A formerly silent (but deadly) area of research suddenly seems promising... was not Charlotte Collyer felled by her course choices that night?

Braised Savoy cabbage. Bacon/onion/ 1 medium cabbage/ sugar/vinegar.

Spring pea soup.

Spring asparagus Hollandaise, which included amongst many flatus-producing ingredients, hard boiled egg.

Vegetable Marrow Farci.

Asparagus salad with Champagne-saffron Vinaigrette.

Vegetable soup with asparagus tips.

Ragout of beef with pickled red cabbage

This being just a random sampling. The food combinations were fairly ghastly in all three classes, in a way that prefigured 1970s "deluxe" cuisine, and no doubt would not have sat well, particularly among the elderly.

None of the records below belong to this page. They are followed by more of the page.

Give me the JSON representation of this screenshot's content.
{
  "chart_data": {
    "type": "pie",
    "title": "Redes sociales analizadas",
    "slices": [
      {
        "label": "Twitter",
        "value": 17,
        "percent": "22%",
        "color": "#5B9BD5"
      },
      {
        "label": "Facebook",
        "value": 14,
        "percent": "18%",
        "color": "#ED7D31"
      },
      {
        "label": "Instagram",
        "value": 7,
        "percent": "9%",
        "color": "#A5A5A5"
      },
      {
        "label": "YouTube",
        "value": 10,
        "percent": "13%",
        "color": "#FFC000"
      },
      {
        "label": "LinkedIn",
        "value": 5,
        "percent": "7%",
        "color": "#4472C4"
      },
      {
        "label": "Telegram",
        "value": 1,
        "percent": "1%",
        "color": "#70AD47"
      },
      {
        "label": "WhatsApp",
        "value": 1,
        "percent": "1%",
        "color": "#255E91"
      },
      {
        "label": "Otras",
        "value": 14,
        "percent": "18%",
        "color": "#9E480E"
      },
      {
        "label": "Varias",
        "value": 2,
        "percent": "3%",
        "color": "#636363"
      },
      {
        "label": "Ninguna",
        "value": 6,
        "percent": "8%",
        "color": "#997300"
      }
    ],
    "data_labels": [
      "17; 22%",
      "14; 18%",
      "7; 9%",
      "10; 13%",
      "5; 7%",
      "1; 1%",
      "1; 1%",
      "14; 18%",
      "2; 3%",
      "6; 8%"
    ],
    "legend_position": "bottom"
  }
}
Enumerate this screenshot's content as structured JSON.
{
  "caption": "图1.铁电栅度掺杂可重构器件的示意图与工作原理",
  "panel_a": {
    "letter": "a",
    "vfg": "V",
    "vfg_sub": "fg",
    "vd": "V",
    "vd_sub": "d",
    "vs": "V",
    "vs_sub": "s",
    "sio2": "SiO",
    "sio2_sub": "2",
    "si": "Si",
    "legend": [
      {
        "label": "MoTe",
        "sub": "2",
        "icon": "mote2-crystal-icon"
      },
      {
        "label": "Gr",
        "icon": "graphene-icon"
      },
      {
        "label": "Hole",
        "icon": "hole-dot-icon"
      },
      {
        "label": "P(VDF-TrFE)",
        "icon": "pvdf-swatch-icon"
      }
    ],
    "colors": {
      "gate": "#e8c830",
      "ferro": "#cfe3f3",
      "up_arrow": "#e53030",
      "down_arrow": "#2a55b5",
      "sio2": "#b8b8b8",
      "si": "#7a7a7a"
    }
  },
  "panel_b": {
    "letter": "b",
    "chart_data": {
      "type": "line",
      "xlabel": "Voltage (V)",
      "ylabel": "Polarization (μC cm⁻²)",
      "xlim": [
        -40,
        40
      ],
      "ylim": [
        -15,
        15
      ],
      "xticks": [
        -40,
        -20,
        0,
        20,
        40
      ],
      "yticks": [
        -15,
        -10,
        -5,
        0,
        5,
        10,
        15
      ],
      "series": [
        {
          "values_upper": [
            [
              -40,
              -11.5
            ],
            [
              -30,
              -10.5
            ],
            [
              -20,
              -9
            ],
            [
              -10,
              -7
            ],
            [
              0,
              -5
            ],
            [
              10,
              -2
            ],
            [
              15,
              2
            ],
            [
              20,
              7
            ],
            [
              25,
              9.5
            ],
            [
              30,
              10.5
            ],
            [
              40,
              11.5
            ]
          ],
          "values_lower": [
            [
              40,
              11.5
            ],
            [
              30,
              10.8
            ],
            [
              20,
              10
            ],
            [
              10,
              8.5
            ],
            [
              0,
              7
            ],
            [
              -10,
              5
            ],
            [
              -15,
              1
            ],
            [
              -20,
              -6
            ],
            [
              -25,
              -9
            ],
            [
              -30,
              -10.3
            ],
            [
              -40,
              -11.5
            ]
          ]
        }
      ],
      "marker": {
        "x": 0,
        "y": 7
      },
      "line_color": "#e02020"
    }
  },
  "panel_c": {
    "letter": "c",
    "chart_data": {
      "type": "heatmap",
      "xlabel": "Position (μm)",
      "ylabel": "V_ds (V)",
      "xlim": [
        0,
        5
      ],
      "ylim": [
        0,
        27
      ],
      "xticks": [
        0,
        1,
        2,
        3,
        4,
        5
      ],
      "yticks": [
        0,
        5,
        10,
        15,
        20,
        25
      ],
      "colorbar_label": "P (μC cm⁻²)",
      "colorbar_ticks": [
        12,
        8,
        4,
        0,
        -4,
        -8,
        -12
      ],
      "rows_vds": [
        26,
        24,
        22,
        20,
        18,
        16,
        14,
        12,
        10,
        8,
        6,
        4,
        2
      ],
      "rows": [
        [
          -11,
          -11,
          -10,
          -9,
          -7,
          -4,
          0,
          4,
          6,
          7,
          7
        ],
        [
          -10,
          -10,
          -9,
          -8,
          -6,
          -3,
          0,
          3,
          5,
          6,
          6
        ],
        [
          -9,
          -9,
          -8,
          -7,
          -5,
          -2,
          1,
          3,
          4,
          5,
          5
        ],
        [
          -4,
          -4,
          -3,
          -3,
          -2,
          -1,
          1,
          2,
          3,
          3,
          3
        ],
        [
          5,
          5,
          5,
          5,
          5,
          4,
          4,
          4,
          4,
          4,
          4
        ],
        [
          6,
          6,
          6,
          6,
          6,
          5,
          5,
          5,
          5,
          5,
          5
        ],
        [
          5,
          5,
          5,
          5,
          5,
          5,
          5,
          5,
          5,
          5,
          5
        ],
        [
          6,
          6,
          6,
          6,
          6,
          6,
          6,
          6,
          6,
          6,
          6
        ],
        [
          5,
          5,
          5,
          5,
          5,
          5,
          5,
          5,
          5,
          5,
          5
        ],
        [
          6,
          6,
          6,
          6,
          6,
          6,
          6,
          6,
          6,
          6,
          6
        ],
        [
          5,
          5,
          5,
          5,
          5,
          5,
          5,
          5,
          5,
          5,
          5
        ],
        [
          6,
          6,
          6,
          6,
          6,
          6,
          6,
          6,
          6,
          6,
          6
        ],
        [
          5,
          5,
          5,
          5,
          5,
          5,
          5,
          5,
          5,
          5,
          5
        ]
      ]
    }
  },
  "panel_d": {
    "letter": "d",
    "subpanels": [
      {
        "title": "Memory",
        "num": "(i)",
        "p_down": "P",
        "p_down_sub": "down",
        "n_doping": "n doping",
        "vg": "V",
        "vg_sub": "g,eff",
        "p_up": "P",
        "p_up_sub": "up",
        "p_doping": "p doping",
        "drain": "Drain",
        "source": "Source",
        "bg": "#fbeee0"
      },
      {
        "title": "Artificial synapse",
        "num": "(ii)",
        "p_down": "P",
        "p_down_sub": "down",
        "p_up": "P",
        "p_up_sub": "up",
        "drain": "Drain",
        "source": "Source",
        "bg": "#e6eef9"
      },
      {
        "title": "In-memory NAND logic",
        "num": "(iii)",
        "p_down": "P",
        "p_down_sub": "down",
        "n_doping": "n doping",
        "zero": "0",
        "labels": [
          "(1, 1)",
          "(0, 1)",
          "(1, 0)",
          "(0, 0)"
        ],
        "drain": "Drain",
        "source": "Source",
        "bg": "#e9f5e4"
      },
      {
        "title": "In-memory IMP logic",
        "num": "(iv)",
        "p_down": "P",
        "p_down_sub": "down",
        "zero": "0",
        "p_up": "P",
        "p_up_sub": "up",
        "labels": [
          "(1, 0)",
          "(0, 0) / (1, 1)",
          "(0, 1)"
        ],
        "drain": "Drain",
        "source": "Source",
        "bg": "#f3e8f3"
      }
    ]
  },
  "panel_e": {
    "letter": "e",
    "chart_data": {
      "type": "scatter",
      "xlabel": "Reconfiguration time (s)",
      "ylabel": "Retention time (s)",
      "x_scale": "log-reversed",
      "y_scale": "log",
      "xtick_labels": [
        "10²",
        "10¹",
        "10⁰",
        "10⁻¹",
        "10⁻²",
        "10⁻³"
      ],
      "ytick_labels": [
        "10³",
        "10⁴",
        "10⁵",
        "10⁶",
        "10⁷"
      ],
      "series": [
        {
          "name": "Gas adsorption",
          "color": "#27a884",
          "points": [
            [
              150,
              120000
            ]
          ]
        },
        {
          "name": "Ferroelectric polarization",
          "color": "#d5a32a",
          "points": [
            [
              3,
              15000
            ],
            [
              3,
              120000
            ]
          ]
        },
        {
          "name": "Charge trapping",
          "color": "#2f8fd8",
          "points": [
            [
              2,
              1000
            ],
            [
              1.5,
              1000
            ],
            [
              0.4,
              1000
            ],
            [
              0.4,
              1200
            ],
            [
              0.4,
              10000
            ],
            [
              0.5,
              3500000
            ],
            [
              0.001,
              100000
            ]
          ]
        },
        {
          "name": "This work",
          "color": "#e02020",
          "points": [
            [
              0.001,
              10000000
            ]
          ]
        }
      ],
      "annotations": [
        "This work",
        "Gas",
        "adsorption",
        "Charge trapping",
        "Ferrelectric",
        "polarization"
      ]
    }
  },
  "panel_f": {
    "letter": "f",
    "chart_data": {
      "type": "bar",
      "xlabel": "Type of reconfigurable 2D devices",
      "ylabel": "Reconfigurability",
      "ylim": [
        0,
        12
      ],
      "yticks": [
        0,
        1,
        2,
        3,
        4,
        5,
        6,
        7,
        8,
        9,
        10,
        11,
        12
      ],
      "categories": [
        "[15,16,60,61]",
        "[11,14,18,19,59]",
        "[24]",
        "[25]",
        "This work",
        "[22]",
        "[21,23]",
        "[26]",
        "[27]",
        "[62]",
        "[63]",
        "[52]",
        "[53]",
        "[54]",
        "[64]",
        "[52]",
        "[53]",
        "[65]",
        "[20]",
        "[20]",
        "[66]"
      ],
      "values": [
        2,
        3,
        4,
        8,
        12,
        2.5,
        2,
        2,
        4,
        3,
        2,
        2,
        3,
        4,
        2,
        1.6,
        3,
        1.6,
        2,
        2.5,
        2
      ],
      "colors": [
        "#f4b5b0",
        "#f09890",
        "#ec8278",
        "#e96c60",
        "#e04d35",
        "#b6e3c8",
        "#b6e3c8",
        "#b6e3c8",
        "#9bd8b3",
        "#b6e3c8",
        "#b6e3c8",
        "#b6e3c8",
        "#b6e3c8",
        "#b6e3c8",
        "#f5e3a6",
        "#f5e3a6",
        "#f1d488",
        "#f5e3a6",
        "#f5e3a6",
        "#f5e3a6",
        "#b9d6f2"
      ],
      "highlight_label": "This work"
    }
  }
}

The preponderance of asparagus raises another spectre... in addition to its celebrated gas-producing qualities, there is its equally unfortunate ability to make some people's urine smell particularly vile. Might this explain the dearth of "how we did it" accounts? Unless Mrs. Douglas randomly climbed into a boat occupied by singularly uninhibited passengers, one figures that calls of nature must have been heeded many times that morning on the various boats. Yet, only Mahala shines a light.... and only poor Charlotte HINTS at the gastric uproar likely induced by the food combinations readily available in all three classes.